Esa manera de filmar contribuye siempre a poner en relieve algunos juegos formales, como cuando Sternkowitz prueba la cámara fotográfica y cortamos al parlante de John –mismo color negro, forma similar, ocupando la misma zona del encuadre–. Algunos elementos son contados en forma muy sintética: vemos a Sternkowitz desfallecido en su apartamento y escuchamos a los vecinos que golpean su puerta; corte, Sternkowitz en el hospital; corte, Sternkowitz depositado por la ambulancia en una silla de ruedas en la entrada del monobloc: toda la situación en 15 segundos. El fuera de campo tiene una importancia enorme, y da pie a algunos elementos poéticos (el ruido misterioso del barrio, que cada personaje interpreta a su manera) o a pequeños chistes de un tono levemente surreal: de pronto, en una escena, sobrevienen unos ruidos fuertes pulsados y se van, y no tenemos idea de qué fue eso; media hora de proyección más tarde, en una escena exterior, volvemos a escuchar el sonido, ahora sincronizado con un auto que pasa, es decir que se trataba del sistema de audio demencialmente potente con que el tipo se pasea por ahí imponiendo al vecindario la música bailable que él disfruta.

Ese formalismo se combina con una serie de apuntes (chistosos, casi siempre) metacinematográficos: a 2001: odisea del espacio, a Duro de matar (cuyo título en francés, Piège de cristal –es decir, “trampa de cristal”–, juega irónicamente con la situación de John atrapado en un edificio mucho menos sensacional que el del blockbuster), a los doblajes al francés predominantes en televisión, a Los puentes de Madison, a Daniel Auteuil y a Amantes (La dentellière, de Claude Goretta, 1977, con Isabelle Huppert, haciendo las veces de una película ficticia que Jeanne protagonizó en sus tiempos de gloria).

Las películas sobre personas solitarias que se encuentran son todo un género dentro del cine-arte, sobre todo el francés. En esta, como en casi todas, se recurre al artificio de que una de las personas de pronto muestra una disposición y una persistencia fuera de lo común y no muy motivada por llegar a la otra. Chocolate por la noticia: si las personas fueran buenas, tolerantes, abiertas, interesadas y dispuestas a compartir, no habría tantos casos de personas solas. Lo inverosímil queda recargado por el hecho de que son tres historias distintas que ocurren al mismo tiempo en un mismo espacio.
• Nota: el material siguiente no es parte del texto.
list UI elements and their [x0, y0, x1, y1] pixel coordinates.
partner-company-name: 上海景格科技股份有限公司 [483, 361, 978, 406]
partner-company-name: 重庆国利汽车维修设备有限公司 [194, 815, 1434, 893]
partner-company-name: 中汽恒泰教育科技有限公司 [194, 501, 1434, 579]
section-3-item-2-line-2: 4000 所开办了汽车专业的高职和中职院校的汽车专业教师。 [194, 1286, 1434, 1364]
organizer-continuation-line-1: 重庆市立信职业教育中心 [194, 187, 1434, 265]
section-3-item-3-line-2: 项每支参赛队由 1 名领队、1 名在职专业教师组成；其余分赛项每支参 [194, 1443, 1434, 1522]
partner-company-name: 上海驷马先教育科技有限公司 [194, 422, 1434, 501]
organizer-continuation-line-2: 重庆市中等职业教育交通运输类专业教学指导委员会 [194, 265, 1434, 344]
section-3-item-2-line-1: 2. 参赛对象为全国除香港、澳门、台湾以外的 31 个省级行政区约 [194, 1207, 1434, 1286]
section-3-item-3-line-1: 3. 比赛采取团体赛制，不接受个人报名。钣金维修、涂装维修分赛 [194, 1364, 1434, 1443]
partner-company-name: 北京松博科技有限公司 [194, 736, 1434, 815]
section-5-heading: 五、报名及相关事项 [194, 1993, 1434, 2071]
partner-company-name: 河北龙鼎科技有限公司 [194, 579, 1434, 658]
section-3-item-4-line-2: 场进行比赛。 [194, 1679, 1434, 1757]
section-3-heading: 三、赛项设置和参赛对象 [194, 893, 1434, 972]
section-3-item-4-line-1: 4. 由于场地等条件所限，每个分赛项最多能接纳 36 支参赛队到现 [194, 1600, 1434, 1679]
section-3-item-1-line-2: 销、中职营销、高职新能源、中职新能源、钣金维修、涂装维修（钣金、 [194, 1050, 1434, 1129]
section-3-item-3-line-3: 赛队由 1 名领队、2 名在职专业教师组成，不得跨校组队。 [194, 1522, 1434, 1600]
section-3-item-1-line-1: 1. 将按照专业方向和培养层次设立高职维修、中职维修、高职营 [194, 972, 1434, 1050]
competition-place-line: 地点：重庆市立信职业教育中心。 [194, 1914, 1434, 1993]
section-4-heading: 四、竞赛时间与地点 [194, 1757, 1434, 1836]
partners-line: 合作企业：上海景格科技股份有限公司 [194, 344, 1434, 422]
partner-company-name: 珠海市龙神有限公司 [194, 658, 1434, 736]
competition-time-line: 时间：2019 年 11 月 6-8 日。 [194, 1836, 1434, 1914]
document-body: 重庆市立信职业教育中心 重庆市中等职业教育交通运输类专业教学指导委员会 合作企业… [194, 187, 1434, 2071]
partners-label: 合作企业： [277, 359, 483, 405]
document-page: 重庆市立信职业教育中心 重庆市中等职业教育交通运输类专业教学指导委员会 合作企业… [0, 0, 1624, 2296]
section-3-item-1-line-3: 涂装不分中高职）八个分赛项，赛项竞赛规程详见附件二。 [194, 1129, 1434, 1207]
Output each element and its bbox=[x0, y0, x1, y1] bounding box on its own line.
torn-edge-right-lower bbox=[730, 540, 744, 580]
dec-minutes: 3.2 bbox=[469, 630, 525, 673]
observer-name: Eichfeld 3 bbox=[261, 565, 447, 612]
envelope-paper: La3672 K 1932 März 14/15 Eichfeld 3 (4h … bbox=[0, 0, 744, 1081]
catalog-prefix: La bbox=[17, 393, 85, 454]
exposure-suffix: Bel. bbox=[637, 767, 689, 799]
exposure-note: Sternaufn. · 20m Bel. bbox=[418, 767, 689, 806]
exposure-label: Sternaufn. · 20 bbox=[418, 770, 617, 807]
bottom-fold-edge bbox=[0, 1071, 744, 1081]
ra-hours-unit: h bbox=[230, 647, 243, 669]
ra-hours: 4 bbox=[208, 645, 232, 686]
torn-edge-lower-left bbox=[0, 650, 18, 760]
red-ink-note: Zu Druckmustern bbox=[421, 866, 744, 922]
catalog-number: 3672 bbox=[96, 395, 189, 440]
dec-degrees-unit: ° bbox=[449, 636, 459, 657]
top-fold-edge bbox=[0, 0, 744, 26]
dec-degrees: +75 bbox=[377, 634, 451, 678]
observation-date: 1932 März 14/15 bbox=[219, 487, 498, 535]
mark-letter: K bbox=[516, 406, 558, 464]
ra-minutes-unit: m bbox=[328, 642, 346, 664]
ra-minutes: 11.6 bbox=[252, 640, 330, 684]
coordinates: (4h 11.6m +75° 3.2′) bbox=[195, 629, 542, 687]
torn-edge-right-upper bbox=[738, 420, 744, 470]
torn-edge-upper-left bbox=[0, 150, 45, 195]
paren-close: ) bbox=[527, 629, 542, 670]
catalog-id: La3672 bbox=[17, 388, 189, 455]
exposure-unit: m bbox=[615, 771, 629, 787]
De todos modos, el acercamiento afectivo es siempre algo conmovedor; los personajes son adorables o al menos despiertan nuestra compasión, la película está realizada con sensibilidad y sabiduría, hay chistes buenísimos, un interesante tono poético velado, momentos emotivos y sorpresas, y uno sale del cine con una curiosa mezcla de tristeza y alegría.

La comunidad de los corazones rotos (Asphalte). Dirigida por Samuel Benchetrit, basada en una novela de su autoría. Con Gustave Kervern, Isabelle Huppert, Tassadit Mandi. Francia, 2015. En Cinemateca 18.